What makes Via Science’s approach to predictive analytics different?
At Via Science, we do more than just make predictions. Using Focus™, we detect anomalies and infer cause and effect relationships to help clients choose the best action to minimize risks. We automate our analysis using Big Math, so it’s faster, repeatable and you don’t need an army of specialists.
What does the term Big Math mean?
Big Math is Bayesian mathematics (the Math) optimized on a massively parallel supercomputer (the Big). We use Big Math to analyze big, diverse and sparse data to predict what might happen in the future and how you can accelerate or attenuate potential outcomes.
What are the benefits of using Bayesian mathematics?

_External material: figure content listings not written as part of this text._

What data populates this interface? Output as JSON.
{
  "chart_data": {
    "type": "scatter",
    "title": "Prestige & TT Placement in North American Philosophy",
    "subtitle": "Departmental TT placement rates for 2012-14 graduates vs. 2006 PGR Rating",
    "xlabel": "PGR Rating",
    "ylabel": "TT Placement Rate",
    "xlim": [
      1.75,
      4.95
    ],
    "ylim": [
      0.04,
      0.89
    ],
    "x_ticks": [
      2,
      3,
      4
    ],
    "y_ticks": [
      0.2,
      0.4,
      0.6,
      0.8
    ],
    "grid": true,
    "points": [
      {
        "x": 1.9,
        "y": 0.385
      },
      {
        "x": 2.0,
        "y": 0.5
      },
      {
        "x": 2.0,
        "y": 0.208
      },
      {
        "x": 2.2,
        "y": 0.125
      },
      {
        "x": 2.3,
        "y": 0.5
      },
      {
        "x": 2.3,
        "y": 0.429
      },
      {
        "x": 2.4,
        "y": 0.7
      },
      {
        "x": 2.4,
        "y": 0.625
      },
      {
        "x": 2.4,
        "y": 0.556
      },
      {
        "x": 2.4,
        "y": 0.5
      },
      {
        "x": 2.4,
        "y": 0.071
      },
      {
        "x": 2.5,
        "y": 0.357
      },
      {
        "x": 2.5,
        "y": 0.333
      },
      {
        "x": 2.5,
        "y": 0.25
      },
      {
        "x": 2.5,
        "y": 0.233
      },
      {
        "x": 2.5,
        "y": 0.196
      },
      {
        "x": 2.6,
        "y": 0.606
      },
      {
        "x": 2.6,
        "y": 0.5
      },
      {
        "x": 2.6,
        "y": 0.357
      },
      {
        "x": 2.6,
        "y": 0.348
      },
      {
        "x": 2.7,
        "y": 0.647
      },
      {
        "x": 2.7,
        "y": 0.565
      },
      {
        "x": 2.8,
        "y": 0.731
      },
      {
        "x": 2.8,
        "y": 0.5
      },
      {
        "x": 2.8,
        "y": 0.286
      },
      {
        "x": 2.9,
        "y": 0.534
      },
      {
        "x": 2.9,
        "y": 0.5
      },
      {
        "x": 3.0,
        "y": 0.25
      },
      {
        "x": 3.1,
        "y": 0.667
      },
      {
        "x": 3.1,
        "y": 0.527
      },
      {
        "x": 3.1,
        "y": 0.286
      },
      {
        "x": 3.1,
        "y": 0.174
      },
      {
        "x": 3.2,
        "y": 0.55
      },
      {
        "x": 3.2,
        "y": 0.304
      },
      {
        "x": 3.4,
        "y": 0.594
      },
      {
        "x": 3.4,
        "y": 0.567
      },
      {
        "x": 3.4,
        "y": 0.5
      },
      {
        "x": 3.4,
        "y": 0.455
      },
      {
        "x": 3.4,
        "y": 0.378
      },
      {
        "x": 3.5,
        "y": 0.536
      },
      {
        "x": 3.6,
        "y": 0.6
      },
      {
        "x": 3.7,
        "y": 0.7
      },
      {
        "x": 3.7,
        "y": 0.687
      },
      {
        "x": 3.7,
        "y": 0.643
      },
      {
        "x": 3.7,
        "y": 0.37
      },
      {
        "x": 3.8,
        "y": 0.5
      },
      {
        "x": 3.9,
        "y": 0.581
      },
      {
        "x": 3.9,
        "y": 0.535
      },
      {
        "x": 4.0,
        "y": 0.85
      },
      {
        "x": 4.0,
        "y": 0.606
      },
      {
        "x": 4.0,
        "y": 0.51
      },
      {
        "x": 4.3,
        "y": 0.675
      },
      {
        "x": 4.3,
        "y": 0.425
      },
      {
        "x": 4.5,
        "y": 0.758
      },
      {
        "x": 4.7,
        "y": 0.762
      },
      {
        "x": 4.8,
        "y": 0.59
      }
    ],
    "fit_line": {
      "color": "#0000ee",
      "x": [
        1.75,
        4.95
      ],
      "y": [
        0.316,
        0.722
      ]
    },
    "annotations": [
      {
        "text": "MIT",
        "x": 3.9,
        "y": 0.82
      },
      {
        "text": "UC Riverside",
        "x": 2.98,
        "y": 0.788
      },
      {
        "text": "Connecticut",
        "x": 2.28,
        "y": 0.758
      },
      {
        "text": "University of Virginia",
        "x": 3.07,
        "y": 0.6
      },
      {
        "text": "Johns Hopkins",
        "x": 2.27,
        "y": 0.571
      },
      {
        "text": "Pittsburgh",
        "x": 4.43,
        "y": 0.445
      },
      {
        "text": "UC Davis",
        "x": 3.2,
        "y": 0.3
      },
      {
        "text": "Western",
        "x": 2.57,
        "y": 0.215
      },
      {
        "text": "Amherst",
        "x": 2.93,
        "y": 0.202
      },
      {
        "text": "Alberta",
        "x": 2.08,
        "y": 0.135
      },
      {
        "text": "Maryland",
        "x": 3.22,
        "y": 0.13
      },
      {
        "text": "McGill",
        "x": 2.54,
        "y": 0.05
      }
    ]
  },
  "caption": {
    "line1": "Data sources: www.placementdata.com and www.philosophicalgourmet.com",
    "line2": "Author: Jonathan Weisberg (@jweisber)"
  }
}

We use two types of Bayesian mathematics: statistics and networks. Recent studies have shown that Bayesian statistics is a proven way to solve for the problem of overfitting. Bayesian networks excels when you want to determine cause and effect relationships between data (rather than just correlations), and understand what you can do differently to achieve new outcomes.
If Bayesian mathematics is so good, why doesn’t everyone use it?
Other companies are starting to use Bayesian mathematics. But, there are two key reasons this approach is not more common: the limited number of Bayesian experts, and the big computing power required. We developed our platform so you don’t have to be a Bayesian expert or have access to big computer to use this approach.